Back to Kucherov and this year’s Hart Trophy race

This year will be an example where one of those minor disagreements is magnified. Nikita Kucherov scored 128 points. That’s first in the NHL. Nikita Kucherov has 3.2 WAR. That’s 16th in the NHL. By points or by WAR, he’s one of the best players in the league. But that’s not precise enough for Hart Trophy voting. For that, we need to know who is THE best. And in points, he is. In WAR, he isn’t.

WAR is a better statistic for holistic player evaluation than points. Let’s get that out of the way. Arguing that points are a better statistic is arguing for a flat Earth. And in that sense, maybe we should just look at the WAR leaderboard, vote the top-three players for Hart, and move on to the next question.

But WAR, like everything, is imperfect. While the numbers on a leaderboard might say “4.4” or “3.2”, the metric is not that precise in reality. Model outputs have error attached to them. The Evolving Hockey WAR doesn’t have explicit uncertainty measures but its creators have suggested that players within a half win of one another can be considered to be playing similarly well. Previous models have put that number at a full win.

In that context, maybe considering players within a half win, or up to a full win in certain circumstances, of the leader is a sensible approach. For this season, that would include eleven players — not sixteen. Meaning that Nikita Kucherov is currently outside the window where someone using the best player evaluation tool available could reasonably argue he’s been the best player this season.

This is an unpopular opinion, especially on a blog like this. Unpopular with readers. Unpopular with the other writers. And unpopular with me personally.

Arguing for Kucherov to win the Hart means trying to find something else to bump him up the Trophy ranks. Some of the old approaches would work well here. The Lightning have the best record in the NHL by a wide margin. So give him some credit for team results. He’s been one of the best players in the league for five years now and hasn’t won it yet. He’s due and he’s had a great season.

An argument that I have some time for and might even make if I had less tolerance for bad faith is the historic one: 120 points doesn’t happen often anymore. And if a player does that, they win the trophy unless someone else scores more or their advanced metrics are so bad as to make it impossible to justify. Maybe I’m too sentimental but I do see value in historical continuity and in the idea that certain numbers hold important places in the game. They’re thresholds. If you cross them, you get a reward.

But the problem with that is that sometimes, we’re wrong about how important certain numbers are. And to continue to agree to those thresholds is to continue to be wrong.

None of this matters this year

This season, I think we might all agree to just be wrong. I expect Nikita Kucherov to win the Hart. And in the annals of unjust NHL trophy decisions, this would hardly be a blip. So he’s 1.2 WAR behind the leaders. He’s still a top twenty player in the league this season. Hardly an egregious injustice.

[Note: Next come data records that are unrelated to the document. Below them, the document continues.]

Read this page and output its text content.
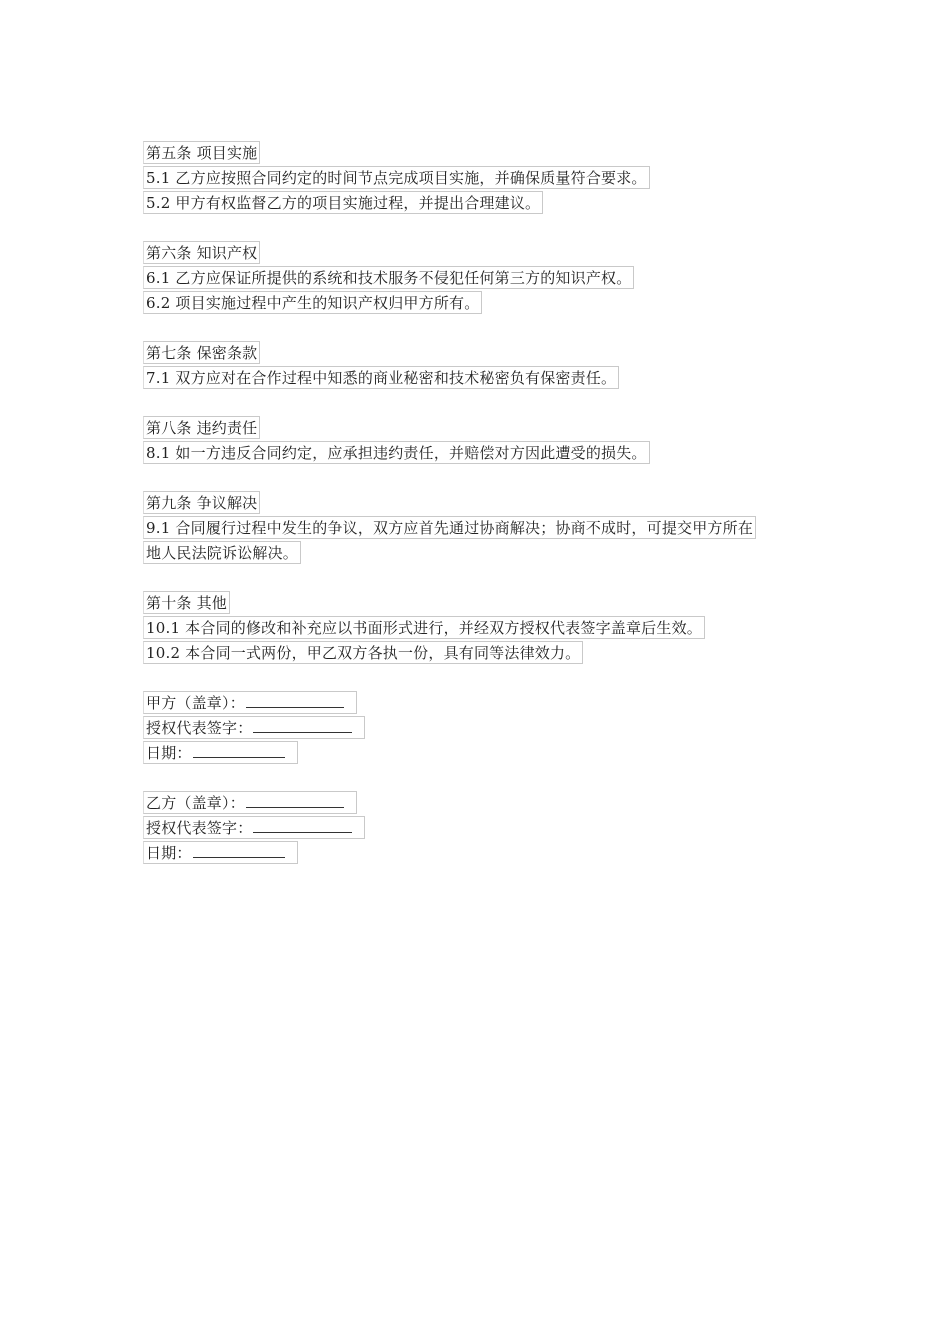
第五条 项目实施
5.1 乙方应按照合同约定的时间节点完成项目实施，并确保质量符合要求。
5.2 甲方有权监督乙方的项目实施过程，并提出合理建议。
第六条 知识产权
6.1 乙方应保证所提供的系统和技术服务不侵犯任何第三方的知识产权。
6.2 项目实施过程中产生的知识产权归甲方所有。
第七条 保密条款
7.1 双方应对在合作过程中知悉的商业秘密和技术秘密负有保密责任。
第八条 违约责任
8.1 如一方违反合同约定，应承担违约责任，并赔偿对方因此遭受的损失。
第九条 争议解决
9.1 合同履行过程中发生的争议，双方应首先通过协商解决；协商不成时，可提交甲方所在
地人民法院诉讼解决。
第十条 其他
10.1 本合同的修改和补充应以书面形式进行，并经双方授权代表签字盖章后生效。
10.2 本合同一式两份，甲乙双方各执一份，具有同等法律效力。
甲方（盖章）：
授权代表签字：
日期：
乙方（盖章）：
授权代表签字：
日期：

But five years from now, in the same set of circumstances, I’m not sure he would win. As new statistics like WAR gain staying power and impact the way we think about players, legacy statistics like points will fade in importance.

Today, writing this article saying saying a player with 120 points shouldn’t win the Hart because he has 1.2 less WAR than the leaders will be panned, and I’m expecting it. But most of the criticism will be grounded in resistance to change as opposed to reason. The stones thrown at WAR will shatter the glass walls of points, shots, and the other statistics used to construct the counter arguments.

Every attack that can be levied at WAR can be directed right back at whatever alternative is being suggested. The reason people look to other statistics before WAR as a player evaluation tool is because those stats came first. And because they came first, we’ve formed lots of opinions based on them.  Changing those opinions can be hard, so instead we resist the new thing and defend the old thing.

But eventually change happens. In five years, I suspect we’ll have moved toward understanding that points were always a flawed stat and that while a player’s scoring is one of the few things we can use to compare them historically, it shouldn’t be the thing we use to compare them to their contemporaries.